Mas siga a marcha, isto está mesmo a mudar. O que é é e o que deve ser será. Deus não dorme e o Espírito Santo não está acorrentado. Sempre desejamos permanecer na escuta e perceber o que Ele nos quer dizer. O Santo Padre, desde que assumiu o sólio pontifício, é o primeiro nessa escuta e a esticar a corda. Como nos aconselha a fazer, ora vai à frente a puxar, ora vai atrás a empurrar, ora vai ao lado a animar, ora se senta ao lado a apreciar o desempenho, ora, qual treinador experimentado, bate na muche a puxar para que todos, em equipa, deem mais dinâmica e beleza ao jogo, mesmo que haja quem se arvore em árbitro para mandar terminar o desafio e recolher à sacristia.

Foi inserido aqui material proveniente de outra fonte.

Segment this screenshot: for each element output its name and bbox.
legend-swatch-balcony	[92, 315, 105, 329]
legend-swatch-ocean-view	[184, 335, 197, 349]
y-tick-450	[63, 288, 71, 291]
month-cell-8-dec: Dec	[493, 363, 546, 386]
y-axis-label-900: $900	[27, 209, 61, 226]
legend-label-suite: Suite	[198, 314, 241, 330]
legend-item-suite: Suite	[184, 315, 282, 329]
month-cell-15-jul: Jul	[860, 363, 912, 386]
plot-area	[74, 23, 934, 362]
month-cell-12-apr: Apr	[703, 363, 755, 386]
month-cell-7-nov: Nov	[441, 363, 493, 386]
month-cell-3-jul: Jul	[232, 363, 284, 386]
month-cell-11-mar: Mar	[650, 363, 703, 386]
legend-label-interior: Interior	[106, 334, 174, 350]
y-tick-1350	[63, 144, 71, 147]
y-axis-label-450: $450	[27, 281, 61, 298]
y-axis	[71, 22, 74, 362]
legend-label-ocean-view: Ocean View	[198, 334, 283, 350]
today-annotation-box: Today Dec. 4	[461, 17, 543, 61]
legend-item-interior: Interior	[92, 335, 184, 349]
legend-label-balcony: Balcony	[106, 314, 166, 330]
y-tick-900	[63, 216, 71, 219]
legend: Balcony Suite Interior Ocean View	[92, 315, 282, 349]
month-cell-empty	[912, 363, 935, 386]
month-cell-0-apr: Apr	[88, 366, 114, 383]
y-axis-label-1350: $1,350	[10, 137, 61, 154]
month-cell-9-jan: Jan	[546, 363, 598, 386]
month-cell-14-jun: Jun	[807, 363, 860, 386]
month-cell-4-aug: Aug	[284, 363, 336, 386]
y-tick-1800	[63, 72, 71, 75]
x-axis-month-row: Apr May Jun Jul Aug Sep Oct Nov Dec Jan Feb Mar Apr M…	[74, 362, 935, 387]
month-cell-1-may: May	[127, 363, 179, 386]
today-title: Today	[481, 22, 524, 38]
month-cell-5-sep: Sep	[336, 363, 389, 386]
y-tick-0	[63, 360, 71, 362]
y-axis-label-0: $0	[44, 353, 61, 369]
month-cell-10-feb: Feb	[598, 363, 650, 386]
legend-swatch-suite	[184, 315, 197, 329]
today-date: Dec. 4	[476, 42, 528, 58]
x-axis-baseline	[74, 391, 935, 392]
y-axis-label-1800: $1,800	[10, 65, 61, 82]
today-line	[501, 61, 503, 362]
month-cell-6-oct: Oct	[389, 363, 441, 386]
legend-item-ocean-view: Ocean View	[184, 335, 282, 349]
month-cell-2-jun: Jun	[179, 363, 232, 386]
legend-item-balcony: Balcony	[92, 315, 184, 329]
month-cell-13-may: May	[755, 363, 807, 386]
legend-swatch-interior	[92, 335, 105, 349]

Haja alegria na responsabilidade. Saibamos acompanhar, viver e fazer, sempre abertos ao que é diferente e às surpresas de Deus. O 2º Secretário-Geral das Nações Unidas, Dag, sueco, falecido em 1961 em acidente aéreo mal esclarecido, e sobre o qual John Kennedy disse ser "o maior estadista do nosso século", escreveu assim: "Quando nasceste, todos riam, só tu choravas. Vive de maneira tal que, quando morreres, todos chorem e só tu não tenhas lágrimas para verter".

Antonino Dias

Portalegre-Castelo Branco, 04-02-2022.